Da Redação, com Vatican News

Ícone da Salus Populi Romani, exposto na Basílica de Santa Maria Maior / Foto: Fallaner via Wikimedia Commons

O Dicastério para a Doutrina da Fé publicou uma nota nesta terça-feira, 4, sobre a devoção a Virgem Maria. Intitulado Mater populi fidelis, o texto é assinado pelo prefeito do departamento vaticano, Cardeal Víctor Manuel Fernández, e pelo secretário da seção doutrinária, monsenhor Armando Matteo.

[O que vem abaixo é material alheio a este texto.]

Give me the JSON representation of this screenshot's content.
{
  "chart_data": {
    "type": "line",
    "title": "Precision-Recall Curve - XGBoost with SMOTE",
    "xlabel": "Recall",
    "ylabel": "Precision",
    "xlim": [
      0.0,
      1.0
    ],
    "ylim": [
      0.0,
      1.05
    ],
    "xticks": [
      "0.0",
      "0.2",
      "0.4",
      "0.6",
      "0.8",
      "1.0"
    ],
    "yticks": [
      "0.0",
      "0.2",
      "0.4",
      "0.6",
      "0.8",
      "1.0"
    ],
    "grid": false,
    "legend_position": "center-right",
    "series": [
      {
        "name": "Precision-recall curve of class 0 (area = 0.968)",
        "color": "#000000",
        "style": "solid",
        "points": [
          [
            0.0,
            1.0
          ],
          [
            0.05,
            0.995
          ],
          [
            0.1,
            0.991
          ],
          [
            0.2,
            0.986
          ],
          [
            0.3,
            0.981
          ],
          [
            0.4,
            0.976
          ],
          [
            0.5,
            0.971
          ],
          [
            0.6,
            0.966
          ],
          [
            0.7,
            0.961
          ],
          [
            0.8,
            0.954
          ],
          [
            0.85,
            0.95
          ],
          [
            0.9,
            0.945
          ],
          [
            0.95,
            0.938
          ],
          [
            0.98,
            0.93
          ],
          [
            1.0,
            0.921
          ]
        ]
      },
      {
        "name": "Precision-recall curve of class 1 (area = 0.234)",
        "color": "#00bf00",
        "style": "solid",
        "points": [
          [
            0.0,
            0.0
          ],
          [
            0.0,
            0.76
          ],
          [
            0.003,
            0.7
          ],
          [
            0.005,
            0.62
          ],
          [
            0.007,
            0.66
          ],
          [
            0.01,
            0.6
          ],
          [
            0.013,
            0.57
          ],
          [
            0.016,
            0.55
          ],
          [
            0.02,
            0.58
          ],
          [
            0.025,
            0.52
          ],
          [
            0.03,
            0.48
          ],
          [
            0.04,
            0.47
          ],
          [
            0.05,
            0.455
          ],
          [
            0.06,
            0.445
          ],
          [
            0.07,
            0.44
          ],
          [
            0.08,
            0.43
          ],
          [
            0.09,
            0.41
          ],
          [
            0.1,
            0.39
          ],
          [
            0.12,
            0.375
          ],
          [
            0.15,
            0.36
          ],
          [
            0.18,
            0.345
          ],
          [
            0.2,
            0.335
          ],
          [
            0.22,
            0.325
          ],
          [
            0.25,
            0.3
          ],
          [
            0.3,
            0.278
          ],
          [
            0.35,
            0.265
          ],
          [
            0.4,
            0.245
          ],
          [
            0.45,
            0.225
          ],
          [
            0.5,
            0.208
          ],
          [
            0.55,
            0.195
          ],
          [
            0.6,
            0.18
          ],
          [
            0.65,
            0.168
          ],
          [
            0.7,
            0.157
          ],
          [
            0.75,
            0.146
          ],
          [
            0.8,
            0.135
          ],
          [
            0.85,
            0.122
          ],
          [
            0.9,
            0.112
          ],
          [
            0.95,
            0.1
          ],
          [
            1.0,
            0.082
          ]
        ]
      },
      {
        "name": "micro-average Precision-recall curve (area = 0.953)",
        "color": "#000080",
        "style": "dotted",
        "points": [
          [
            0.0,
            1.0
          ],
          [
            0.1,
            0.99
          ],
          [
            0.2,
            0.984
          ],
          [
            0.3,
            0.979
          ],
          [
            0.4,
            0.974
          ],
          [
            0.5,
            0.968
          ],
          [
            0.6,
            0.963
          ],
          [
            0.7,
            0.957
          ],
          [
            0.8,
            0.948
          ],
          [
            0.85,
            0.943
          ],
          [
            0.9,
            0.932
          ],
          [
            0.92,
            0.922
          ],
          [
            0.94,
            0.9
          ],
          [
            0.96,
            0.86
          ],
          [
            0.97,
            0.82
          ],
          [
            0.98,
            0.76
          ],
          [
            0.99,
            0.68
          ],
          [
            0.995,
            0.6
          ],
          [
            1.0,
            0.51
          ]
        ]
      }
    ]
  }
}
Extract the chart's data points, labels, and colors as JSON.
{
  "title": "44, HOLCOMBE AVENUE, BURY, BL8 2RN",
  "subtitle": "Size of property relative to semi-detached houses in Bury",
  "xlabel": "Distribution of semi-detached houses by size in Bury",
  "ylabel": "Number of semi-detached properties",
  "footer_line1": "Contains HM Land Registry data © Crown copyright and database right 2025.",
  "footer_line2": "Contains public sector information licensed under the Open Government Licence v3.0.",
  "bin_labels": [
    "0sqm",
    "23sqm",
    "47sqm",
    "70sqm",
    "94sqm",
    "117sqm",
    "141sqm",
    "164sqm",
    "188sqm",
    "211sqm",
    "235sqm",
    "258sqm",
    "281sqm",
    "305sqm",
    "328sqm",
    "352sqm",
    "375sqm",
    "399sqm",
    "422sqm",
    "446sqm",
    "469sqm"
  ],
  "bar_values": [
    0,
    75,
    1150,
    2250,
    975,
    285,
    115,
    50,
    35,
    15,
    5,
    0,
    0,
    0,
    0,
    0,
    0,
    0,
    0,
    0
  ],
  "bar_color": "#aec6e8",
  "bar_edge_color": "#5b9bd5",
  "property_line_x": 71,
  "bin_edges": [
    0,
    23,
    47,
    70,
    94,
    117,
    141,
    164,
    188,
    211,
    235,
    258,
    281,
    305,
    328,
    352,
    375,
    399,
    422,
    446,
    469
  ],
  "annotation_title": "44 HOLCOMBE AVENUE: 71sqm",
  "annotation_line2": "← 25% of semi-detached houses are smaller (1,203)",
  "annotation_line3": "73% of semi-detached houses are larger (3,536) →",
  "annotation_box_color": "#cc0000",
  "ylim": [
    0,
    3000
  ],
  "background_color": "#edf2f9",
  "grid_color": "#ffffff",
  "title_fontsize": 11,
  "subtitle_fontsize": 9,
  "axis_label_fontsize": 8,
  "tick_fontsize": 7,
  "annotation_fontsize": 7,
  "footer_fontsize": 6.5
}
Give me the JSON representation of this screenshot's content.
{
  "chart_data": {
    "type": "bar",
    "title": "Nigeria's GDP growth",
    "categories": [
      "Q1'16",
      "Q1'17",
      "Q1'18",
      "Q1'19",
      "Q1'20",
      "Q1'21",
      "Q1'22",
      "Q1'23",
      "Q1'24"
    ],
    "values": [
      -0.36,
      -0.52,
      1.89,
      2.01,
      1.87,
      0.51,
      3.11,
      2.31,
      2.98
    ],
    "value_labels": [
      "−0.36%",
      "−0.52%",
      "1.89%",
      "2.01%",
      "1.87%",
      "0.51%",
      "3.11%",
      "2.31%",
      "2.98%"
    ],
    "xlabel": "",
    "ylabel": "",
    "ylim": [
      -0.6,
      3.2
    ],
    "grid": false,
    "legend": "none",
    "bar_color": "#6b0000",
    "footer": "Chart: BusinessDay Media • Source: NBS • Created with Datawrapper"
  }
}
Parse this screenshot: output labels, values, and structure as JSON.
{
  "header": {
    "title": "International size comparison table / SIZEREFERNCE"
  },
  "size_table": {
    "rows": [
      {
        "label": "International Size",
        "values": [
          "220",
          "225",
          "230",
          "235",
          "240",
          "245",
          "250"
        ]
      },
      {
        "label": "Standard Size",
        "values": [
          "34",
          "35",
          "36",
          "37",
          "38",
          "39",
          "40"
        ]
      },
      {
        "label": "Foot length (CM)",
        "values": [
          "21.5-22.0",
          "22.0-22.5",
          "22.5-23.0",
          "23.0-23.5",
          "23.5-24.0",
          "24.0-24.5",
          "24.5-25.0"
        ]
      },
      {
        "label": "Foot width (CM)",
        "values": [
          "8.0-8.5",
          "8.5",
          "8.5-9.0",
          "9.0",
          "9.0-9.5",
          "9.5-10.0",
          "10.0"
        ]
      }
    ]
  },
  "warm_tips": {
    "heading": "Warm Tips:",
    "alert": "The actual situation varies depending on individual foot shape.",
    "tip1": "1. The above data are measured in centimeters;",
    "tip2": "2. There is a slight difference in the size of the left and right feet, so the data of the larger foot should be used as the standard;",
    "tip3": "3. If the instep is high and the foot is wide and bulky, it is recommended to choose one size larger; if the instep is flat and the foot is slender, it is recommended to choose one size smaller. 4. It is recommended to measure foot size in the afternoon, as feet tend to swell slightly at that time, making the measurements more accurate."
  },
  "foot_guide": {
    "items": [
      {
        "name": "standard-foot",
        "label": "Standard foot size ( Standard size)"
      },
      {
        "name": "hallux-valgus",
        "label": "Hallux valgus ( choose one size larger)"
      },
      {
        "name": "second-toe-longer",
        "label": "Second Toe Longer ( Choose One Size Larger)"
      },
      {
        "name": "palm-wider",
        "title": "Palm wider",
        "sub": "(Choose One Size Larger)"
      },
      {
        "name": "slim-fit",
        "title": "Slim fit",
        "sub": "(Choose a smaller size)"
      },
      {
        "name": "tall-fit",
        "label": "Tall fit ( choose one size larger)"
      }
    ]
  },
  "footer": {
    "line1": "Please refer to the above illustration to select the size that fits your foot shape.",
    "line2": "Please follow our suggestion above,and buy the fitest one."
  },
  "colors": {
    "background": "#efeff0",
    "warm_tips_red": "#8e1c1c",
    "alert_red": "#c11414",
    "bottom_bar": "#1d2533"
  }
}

A nota, aprovada pelo Papa Leão XIV em 7 de outubro, é fruto de um longo e articulado trabalho colegiado. Ela oferece um importante fundamento bíblico para a devoção a Maria, associada à obra de Cristo como “Mãe dos fiéis”, além de reunir diversas contribuições dos Padres, dos Doutores da Igreja, dos elementos da tradição oriental e do pensamento dos últimos Pontífices.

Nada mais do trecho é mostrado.